41-54 Find the absolute maximum and absolute minimum values of f on the given interval. $$f(x)=\left(x^{2}-1\right)^{3}, \quad[-1,2]$$

Short Answer

Expert verified
Max is 27 at x=2; min is -1 at x=0.

Step by step solution

01

Identify the function and interval

The function given is \( f(x) = (x^2 - 1)^3 \), and we need to find the absolute maximum and minimum on the interval \([-1, 2]\).
02

Find the derivative

Differentiate the function to find the critical points. Let \( u = x^2 - 1 \), then \( f(x) = u^3 \). Using the chain rule, the derivative is \( f'(x) = 3u^2 \cdot u' \), where \( u' = 2x \). Thus, \( f'(x) = 3(x^2 - 1)^2 \times 2x = 6x(x^2 - 1)^2 \).
03

Set the derivative to zero

Set \( f'(x) = 6x(x^2 - 1)^2 = 0 \) to find critical points.
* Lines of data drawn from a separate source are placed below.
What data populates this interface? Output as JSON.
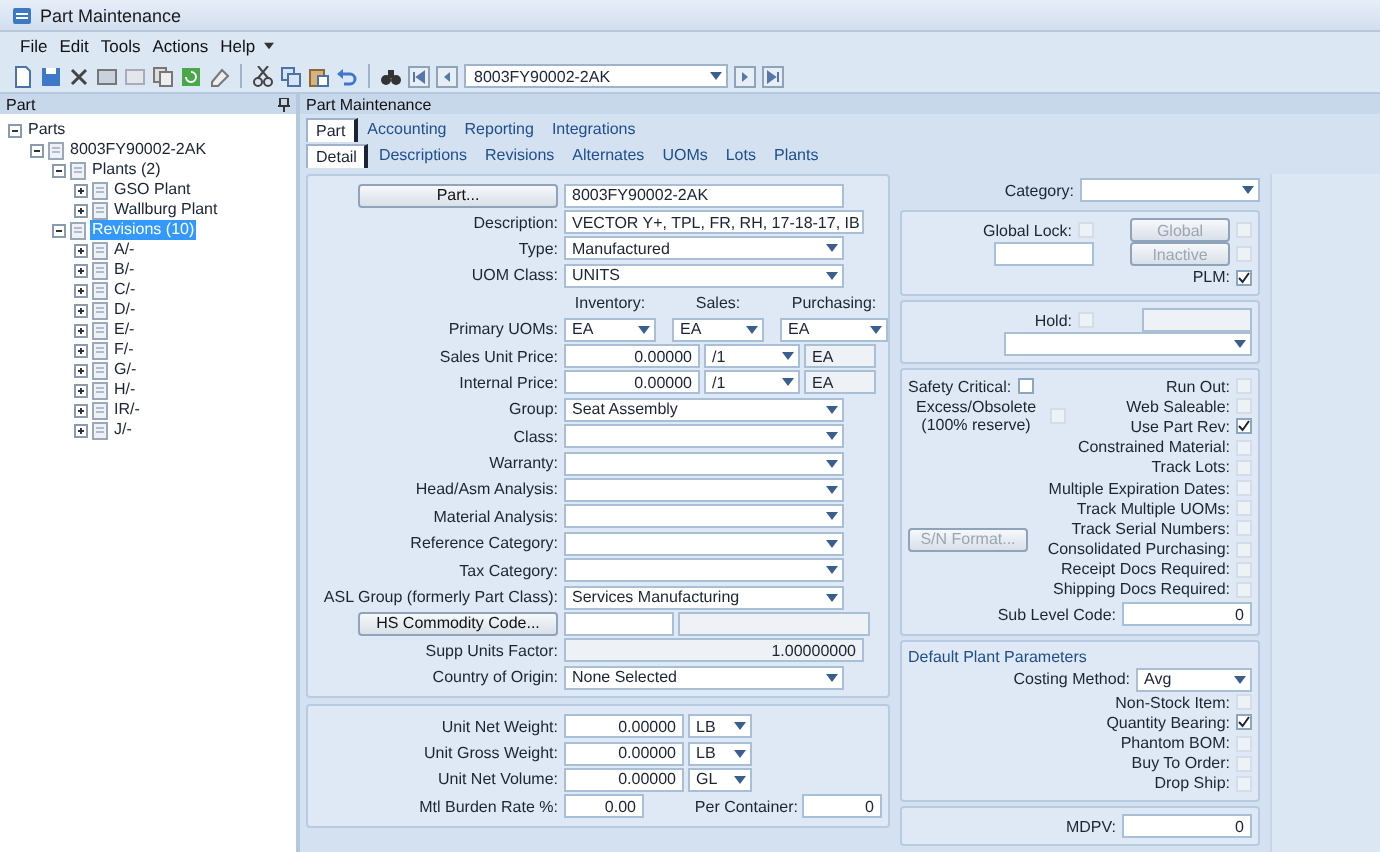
{
  "window": {
    "title": "Part Maintenance"
  },
  "menu": [
    "File",
    "Edit",
    "Tools",
    "Actions",
    "Help"
  ],
  "toolbar": {
    "record": "8003FY90002-2AK"
  },
  "tree_panel": {
    "title": "Part",
    "tree": [
      {
        "label": "Parts",
        "expanded": true,
        "selected": false,
        "children": [
          {
            "label": "8003FY90002-2AK",
            "expanded": true,
            "selected": false,
            "children": [
              {
                "label": "Plants (2)",
                "expanded": true,
                "selected": false,
                "children": [
                  {
                    "label": "GSO Plant",
                    "expanded": false,
                    "selected": false
                  },
                  {
                    "label": "Wallburg Plant",
                    "expanded": false,
                    "selected": false
                  }
                ]
              },
              {
                "label": "Revisions (10)",
                "expanded": true,
                "selected": true,
                "children": [
                  {
                    "label": "A/-",
                    "expanded": false,
                    "selected": false
                  },
                  {
                    "label": "B/-",
                    "expanded": false,
                    "selected": false
                  },
                  {
                    "label": "C/-",
                    "expanded": false,
                    "selected": false
                  },
                  {
                    "label": "D/-",
                    "expanded": false,
                    "selected": false
                  },
                  {
                    "label": "E/-",
                    "expanded": false,
                    "selected": false
                  },
                  {
                    "label": "F/-",
                    "expanded": false,
                    "selected": false
                  },
                  {
                    "label": "G/-",
                    "expanded": false,
                    "selected": false
                  },
                  {
                    "label": "H/-",
                    "expanded": false,
                    "selected": false
                  },
                  {
                    "label": "IR/-",
                    "expanded": false,
                    "selected": false
                  },
                  {
                    "label": "J/-",
                    "expanded": false,
                    "selected": false
                  }
                ]
              }
            ]
          }
        ]
      }
    ]
  },
  "main_panel": {
    "title": "Part Maintenance",
    "tabs": [
      {
        "label": "Part",
        "selected": true
      },
      {
        "label": "Accounting",
        "selected": false
      },
      {
        "label": "Reporting",
        "selected": false
      },
      {
        "label": "Integrations",
        "selected": false
      }
    ],
    "subtabs": [
      {
        "label": "Detail",
        "selected": true
      },
      {
        "label": "Descriptions",
        "selected": false
      },
      {
        "label": "Revisions",
        "selected": false
      },
      {
        "label": "Alternates",
        "selected": false
      },
      {
        "label": "UOMs",
        "selected": false
      },
      {
        "label": "Lots",
        "selected": false
      },
      {
        "label": "Plants",
        "selected": false
      }
    ]
  },
  "detail": {
    "main_fields": [
      {
        "kind": "button_field",
        "button": "Part...",
        "value": "8003FY90002-2AK"
      },
      {
        "kind": "text",
        "label": "Description:",
        "value": "VECTOR Y+, TPL, FR, RH, 17-18-17, IB"
      },
      {
        "kind": "select",
        "label": "Type:",
        "value": "Manufactured"
      },
      {
        "kind": "select",
        "label": "UOM Class:",
        "value": "UNITS"
      },
      {
        "kind": "headers",
        "items": [
          "Inventory:",
          "Sales:",
          "Purchasing:"
        ]
      },
      {
        "kind": "uoms",
        "label": "Primary UOMs:",
        "values": [
          "EA",
          "EA",
          "EA"
        ]
      },
      {
        "kind": "price",
        "label": "Sales Unit Price:",
        "value": "0.00000",
        "per": "/1",
        "uom": "EA"
      },
      {
        "kind": "price",
        "label": "Internal Price:",
        "value": "0.00000",
        "per": "/1",
        "uom": "EA"
      },
      {
        "kind": "select",
        "label": "Group:",
        "value": "Seat Assembly"
      },
      {
        "kind": "select",
        "label": "Class:"
      },
      {
        "kind": "select",
        "label": "Warranty:"
      },
      {
        "kind": "select",
        "label": "Head/Asm Analysis:"
      },
      {
        "kind": "select",
        "label": "Material Analysis:"
      },
      {
        "kind": "select",
        "label": "Reference Category:"
      },
      {
        "kind": "select",
        "label": "Tax Category:"
      },
      {
        "kind": "select",
        "label": "ASL Group (formerly Part Class):",
        "value": "Services Manufacturing"
      },
      {
        "kind": "button_pair",
        "button": "HS Commodity Code..."
      },
      {
        "kind": "number",
        "label": "Supp Units Factor:",
        "value": "1.00000000"
      },
      {
        "kind": "select",
        "label": "Country of Origin:",
        "value": "None Selected"
      }
    ],
    "measure_fields": [
      {
        "kind": "measure",
        "label": "Unit Net Weight:",
        "value": "0.00000",
        "unit": "LB"
      },
      {
        "kind": "measure",
        "label": "Unit Gross Weight:",
        "value": "0.00000",
        "unit": "LB"
      },
      {
        "kind": "measure",
        "label": "Unit Net Volume:",
        "value": "0.00000",
        "unit": "GL"
      },
      {
        "kind": "burden",
        "label": "Mtl Burden Rate %:",
        "value": "0.00",
        "label2": "Per Container:",
        "value2": "0"
      }
    ],
    "category": {
      "label": "Category:"
    },
    "global": {
      "lock_label": "Global Lock:",
      "lock_checked": false,
      "global_button": "Global",
      "global_checked": false,
      "inactive_button": "Inactive",
      "inactive_checked": false,
      "plm_label": "PLM:",
      "plm_checked": true
    },
    "hold": {
      "label": "Hold:",
      "checked": false
    },
    "flags": {
      "left": [
        {
          "label": "Safety Critical:",
          "checked": false,
          "disabled": false
        },
        {
          "label": "Excess/Obsolete (100% reserve)",
          "checked": false,
          "disabled": true
        }
      ],
      "sn_button": "S/N Format...",
      "right": [
        {
          "label": "Run Out:",
          "checked": false,
          "disabled": true
        },
        {
          "label": "Web Saleable:",
          "checked": false,
          "disabled": true
        },
        {
          "label": "Use Part Rev:",
          "checked": true,
          "disabled": false
        },
        {
          "label": "Constrained Material:",
          "checked": false,
          "disabled": true
        },
        {
          "label": "Track Lots:",
          "checked": false,
          "disabled": true
        },
        {
          "label": "Multiple Expiration Dates:",
          "checked": false,
          "disabled": true
        },
        {
          "label": "Track Multiple UOMs:",
          "checked": false,
          "disabled": true
        },
        {
          "label": "Track Serial Numbers:",
          "checked": false,
          "disabled": true
        },
        {
          "label": "Consolidated Purchasing:",
          "checked": false,
          "disabled": true
        },
        {
          "label": "Receipt Docs Required:",
          "checked": false,
          "disabled": true
        },
        {
          "label": "Shipping Docs Required:",
          "checked": false,
          "disabled": true
        }
      ],
      "sub_level_label": "Sub Level Code:",
      "sub_level_value": "0"
    },
    "plant_parameters": {
      "title": "Default Plant Parameters",
      "costing_label": "Costing Method:",
      "costing_value": "Avg",
      "flags": [
        {
          "label": "Non-Stock Item:",
          "checked": false,
          "disabled": true
        },
        {
          "label": "Quantity Bearing:",
          "checked": true,
          "disabled": false
        },
        {
          "label": "Phantom BOM:",
          "checked": false,
          "disabled": true
        },
        {
          "label": "Buy To Order:",
          "checked": false,
          "disabled": true
        },
        {
          "label": "Drop Ship:",
          "checked": false,
          "disabled": true
        }
      ]
    },
    "mdpv": {
      "label": "MDPV:",
      "value": "0"
    }
  }
}
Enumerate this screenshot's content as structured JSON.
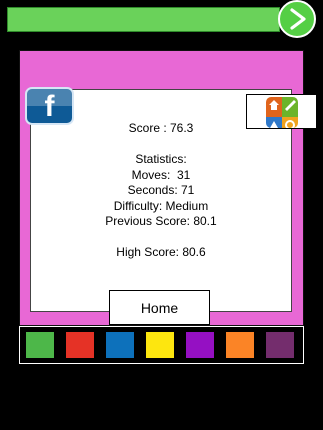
{
  "colors": {
    "top_bar": "#6ad25a",
    "play_button": "#55cf45",
    "panel": "#e868d5",
    "background": "#000000"
  },
  "icons": {
    "play": "play-icon",
    "facebook": "facebook-icon",
    "apps": "app-store-icon"
  },
  "results": {
    "score_line": "Score : 76.3",
    "statistics_heading": "Statistics:",
    "moves_line": "Moves:  31",
    "seconds_line": "Seconds: 71",
    "difficulty_line": "Difficulty: Medium",
    "previous_score_line": "Previous Score: 80.1",
    "high_score_line": "High Score: 80.6"
  },
  "facebook_letter": "f",
  "home_button": {
    "label": "Home"
  },
  "palette": {
    "swatches": [
      {
        "name": "green",
        "color": "#4db749"
      },
      {
        "name": "red",
        "color": "#e53226"
      },
      {
        "name": "blue",
        "color": "#0d71bb"
      },
      {
        "name": "yellow",
        "color": "#fde60f"
      },
      {
        "name": "purple",
        "color": "#9510c3"
      },
      {
        "name": "orange",
        "color": "#fb8426"
      },
      {
        "name": "plum",
        "color": "#742d6d"
      }
    ]
  }
}
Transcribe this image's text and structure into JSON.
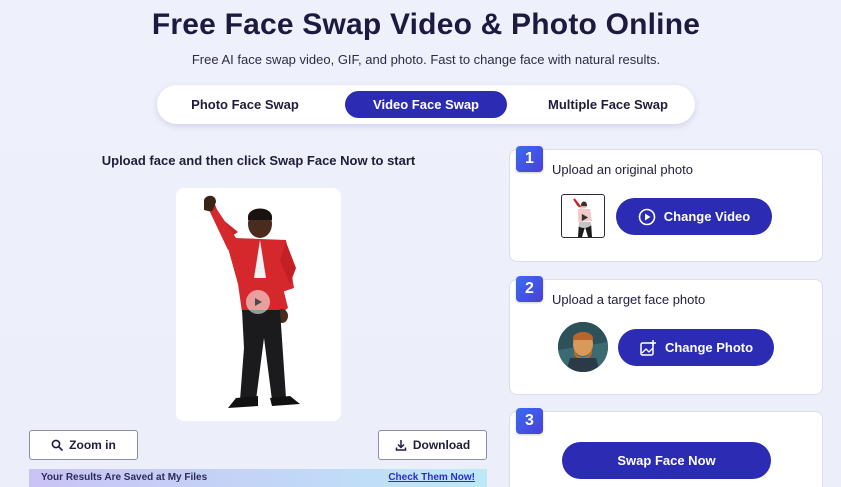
{
  "header": {
    "title": "Free Face Swap Video & Photo Online",
    "subtitle": "Free AI face swap video, GIF, and photo. Fast to change face with natural results."
  },
  "tabs": [
    {
      "label": "Photo Face Swap",
      "active": false
    },
    {
      "label": "Video Face Swap",
      "active": true
    },
    {
      "label": "Multiple Face Swap",
      "active": false
    }
  ],
  "left": {
    "upload_hint": "Upload face and then click Swap Face Now to start",
    "zoom_label": "Zoom in",
    "download_label": "Download",
    "saved_message": "Your Results Are Saved at My Files",
    "saved_link": "Check Them Now!"
  },
  "steps": [
    {
      "number": "1",
      "label": "Upload an original photo",
      "button": "Change Video",
      "button_icon": "play-circle-icon"
    },
    {
      "number": "2",
      "label": "Upload a target face photo",
      "button": "Change Photo",
      "button_icon": "image-add-icon"
    },
    {
      "number": "3",
      "button": "Swap Face Now"
    }
  ],
  "colors": {
    "primary": "#2b2bb3",
    "badge": "#3f55e0",
    "background": "#eef0fb"
  }
}
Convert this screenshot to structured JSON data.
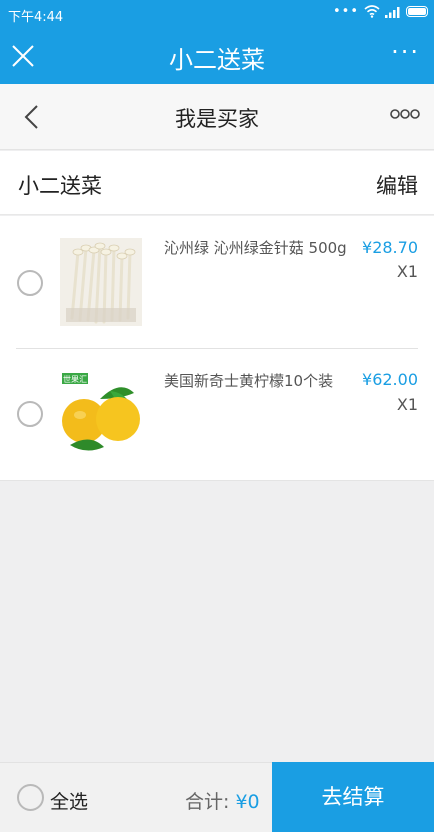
{
  "status_bar": {
    "time": "下午4:44",
    "signal_icon": "signal-icon",
    "wifi_icon": "wifi-icon",
    "battery_icon": "battery-icon"
  },
  "app_bar": {
    "title": "小二送菜",
    "close_icon": "close-icon",
    "more_label": "···"
  },
  "sub_bar": {
    "title": "我是买家",
    "back_icon": "chevron-left-icon",
    "more_icon": "more-circles-icon"
  },
  "shop": {
    "name": "小二送菜",
    "edit_label": "编辑"
  },
  "cart_items": [
    {
      "name": "沁州绿 沁州绿金针菇 500g",
      "price": "¥28.70",
      "qty": "X1",
      "image_icon": "enoki-mushroom-image"
    },
    {
      "name": "美国新奇士黄柠檬10个装",
      "price": "¥62.00",
      "qty": "X1",
      "image_icon": "lemon-image",
      "image_badge": "世果汇"
    }
  ],
  "footer": {
    "select_all_label": "全选",
    "total_label": "合计:",
    "total_amount": "¥0",
    "checkout_label": "去结算"
  },
  "colors": {
    "primary": "#1a9ee3",
    "background": "#efeff0"
  }
}
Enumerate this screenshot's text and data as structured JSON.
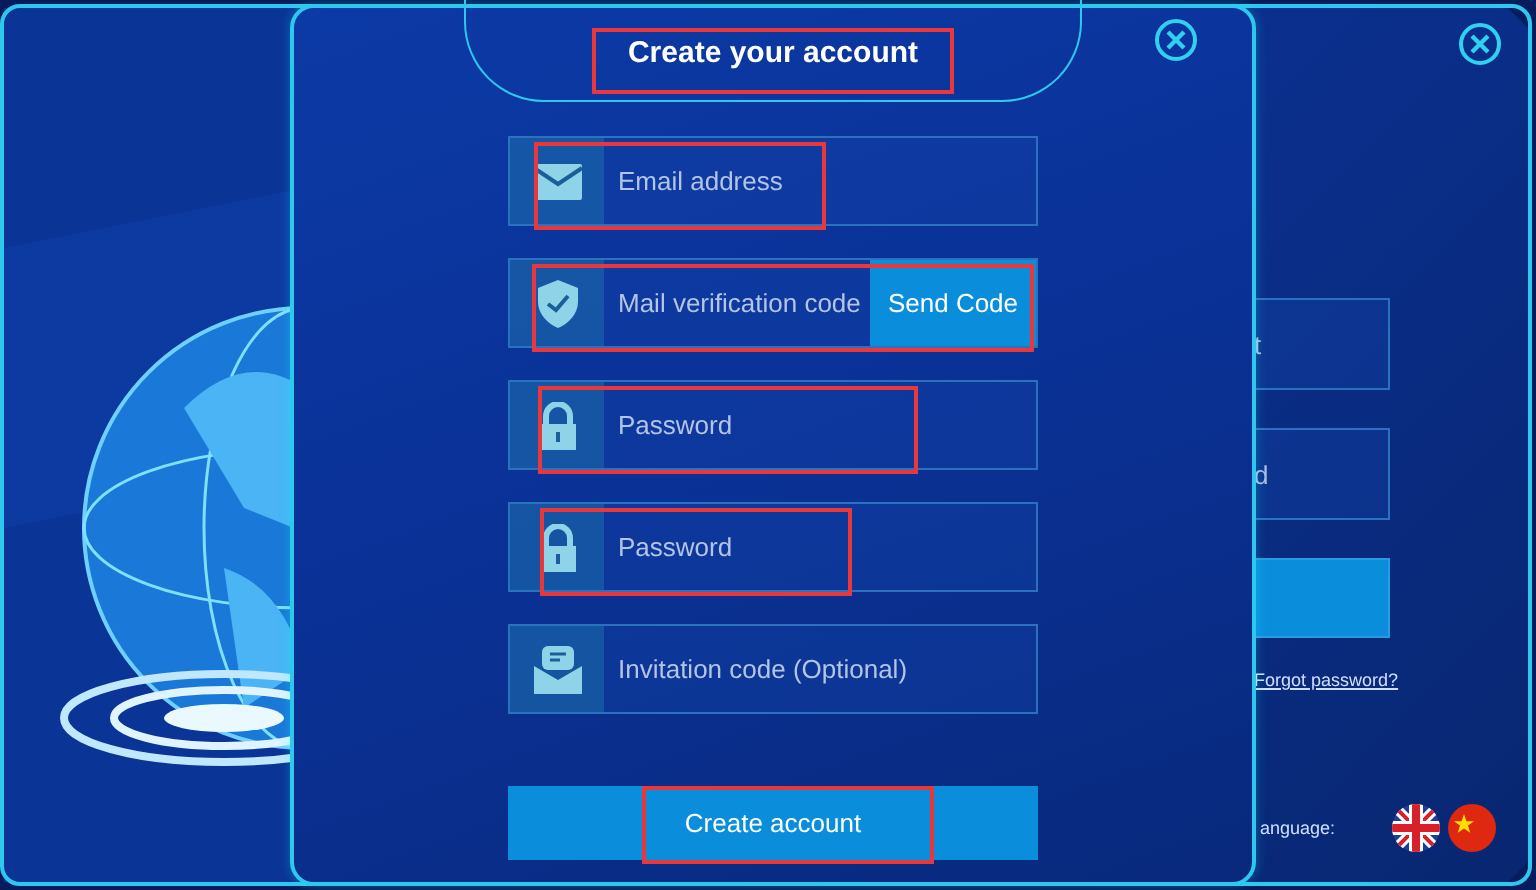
{
  "back_window": {
    "fields": [
      {
        "placeholder": "t"
      },
      {
        "placeholder": "d"
      }
    ],
    "forgot_link": "Forgot password?",
    "language_label": "anguage:",
    "languages": [
      {
        "kind": "uk"
      },
      {
        "kind": "cn"
      }
    ]
  },
  "dialog": {
    "title": "Create your account",
    "title_highlighted": true,
    "fields": [
      {
        "kind": "email",
        "placeholder": "Email address",
        "highlighted": true
      },
      {
        "kind": "code",
        "placeholder": "Mail verification code",
        "button": "Send Code",
        "highlighted": true
      },
      {
        "kind": "password",
        "placeholder": "Password",
        "highlighted": true
      },
      {
        "kind": "password",
        "placeholder": "Password",
        "highlighted": true
      },
      {
        "kind": "invite",
        "placeholder": "Invitation code (Optional)",
        "highlighted": false
      }
    ],
    "submit": {
      "label": "Create account",
      "highlighted": true
    }
  }
}
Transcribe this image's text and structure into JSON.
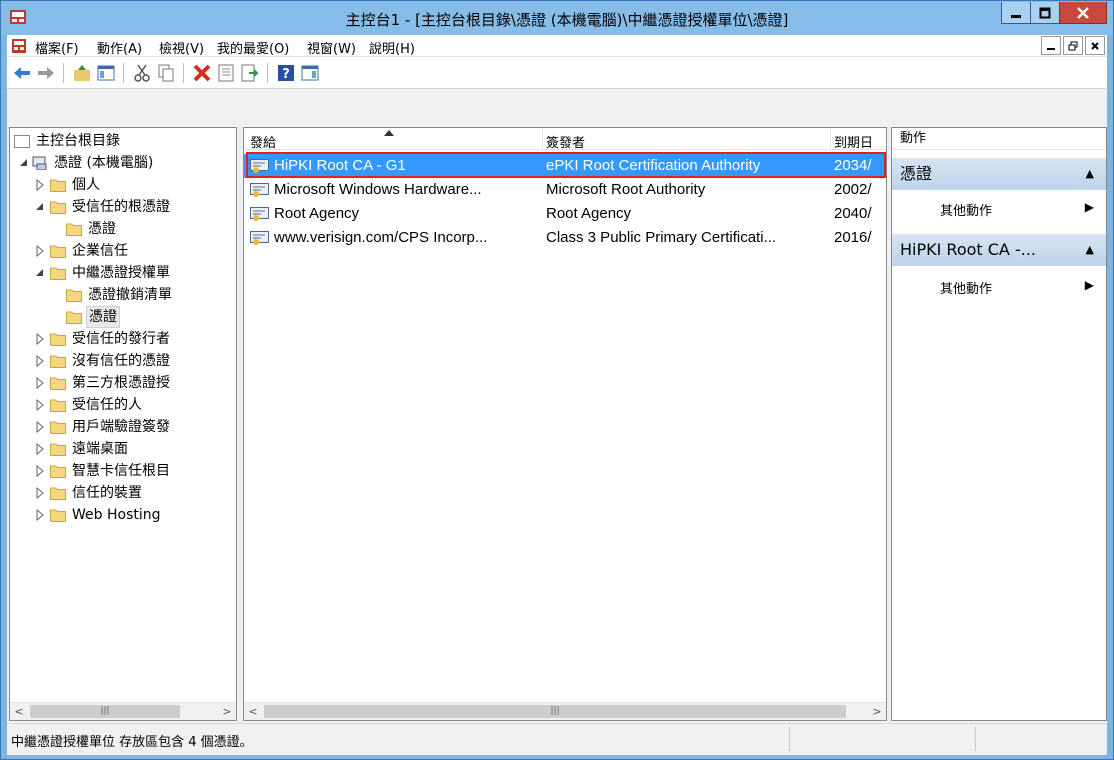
{
  "window": {
    "title": "主控台1 - [主控台根目錄\\憑證 (本機電腦)\\中繼憑證授權單位\\憑證]"
  },
  "menubar": {
    "items": [
      "檔案(F)",
      "動作(A)",
      "檢視(V)",
      "我的最愛(O)",
      "視窗(W)",
      "說明(H)"
    ]
  },
  "tree": {
    "root": "主控台根目錄",
    "store": "憑證 (本機電腦)",
    "nodes": [
      {
        "label": "個人"
      },
      {
        "label": "受信任的根憑證"
      },
      {
        "label": "憑證"
      },
      {
        "label": "企業信任"
      },
      {
        "label": "中繼憑證授權單"
      },
      {
        "label": "憑證撤銷清單"
      },
      {
        "label": "憑證"
      },
      {
        "label": "受信任的發行者"
      },
      {
        "label": "沒有信任的憑證"
      },
      {
        "label": "第三方根憑證授"
      },
      {
        "label": "受信任的人"
      },
      {
        "label": "用戶端驗證簽發"
      },
      {
        "label": "遠端桌面"
      },
      {
        "label": "智慧卡信任根目"
      },
      {
        "label": "信任的裝置"
      },
      {
        "label": "Web Hosting"
      }
    ]
  },
  "list": {
    "columns": [
      "發給",
      "簽發者",
      "到期日"
    ],
    "rows": [
      {
        "issued_to": "HiPKI Root CA - G1",
        "issued_by": "ePKI Root Certification Authority",
        "expiry": "2034/",
        "selected": true
      },
      {
        "issued_to": "Microsoft Windows Hardware...",
        "issued_by": "Microsoft Root Authority",
        "expiry": "2002/",
        "selected": false
      },
      {
        "issued_to": "Root Agency",
        "issued_by": "Root Agency",
        "expiry": "2040/",
        "selected": false
      },
      {
        "issued_to": "www.verisign.com/CPS Incorp...",
        "issued_by": "Class 3 Public Primary Certificati...",
        "expiry": "2016/",
        "selected": false
      }
    ]
  },
  "actions": {
    "header": "動作",
    "sections": [
      {
        "title": "憑證",
        "item": "其他動作"
      },
      {
        "title": "HiPKI Root CA -...",
        "item": "其他動作"
      }
    ]
  },
  "status": {
    "text": "中繼憑證授權單位 存放區包含 4 個憑證。"
  },
  "colors": {
    "titlebar": "#86bce8",
    "selection": "#3399ff",
    "highlight_box": "#e0201c",
    "close_button": "#c9483e"
  }
}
Solve for \( x \):- \( 6x = 0 \) yields \( x = 0 \)- \( (x^2 - 1)^2 = 0 \) yields \( x^2 - 1 = 0 \), so \( x = \pm 1 \).
04

Evaluate the function at critical points and endpoints

Evaluate \( f(x) \) at \( x = -1, 0, 1, 2 \):- \( f(-1) = ((-1)^2 - 1)^3 = 0^3 = 0 \)- \( f(0) = (0^2 - 1)^3 = (-1)^3 = -1 \)- \( f(1) = (1^2 - 1)^3 = 0^3 = 0 \)- \( f(2) = (2^2 - 1)^3 = 3^3 = 27 \)
05

Determine absolute maximum and minimum

From the evaluations in Step 4, compare values:- The absolute maximum value is \( 27 \) at \( x = 2 \).- The absolute minimum value is \( -1 \) at \( x = 0 \).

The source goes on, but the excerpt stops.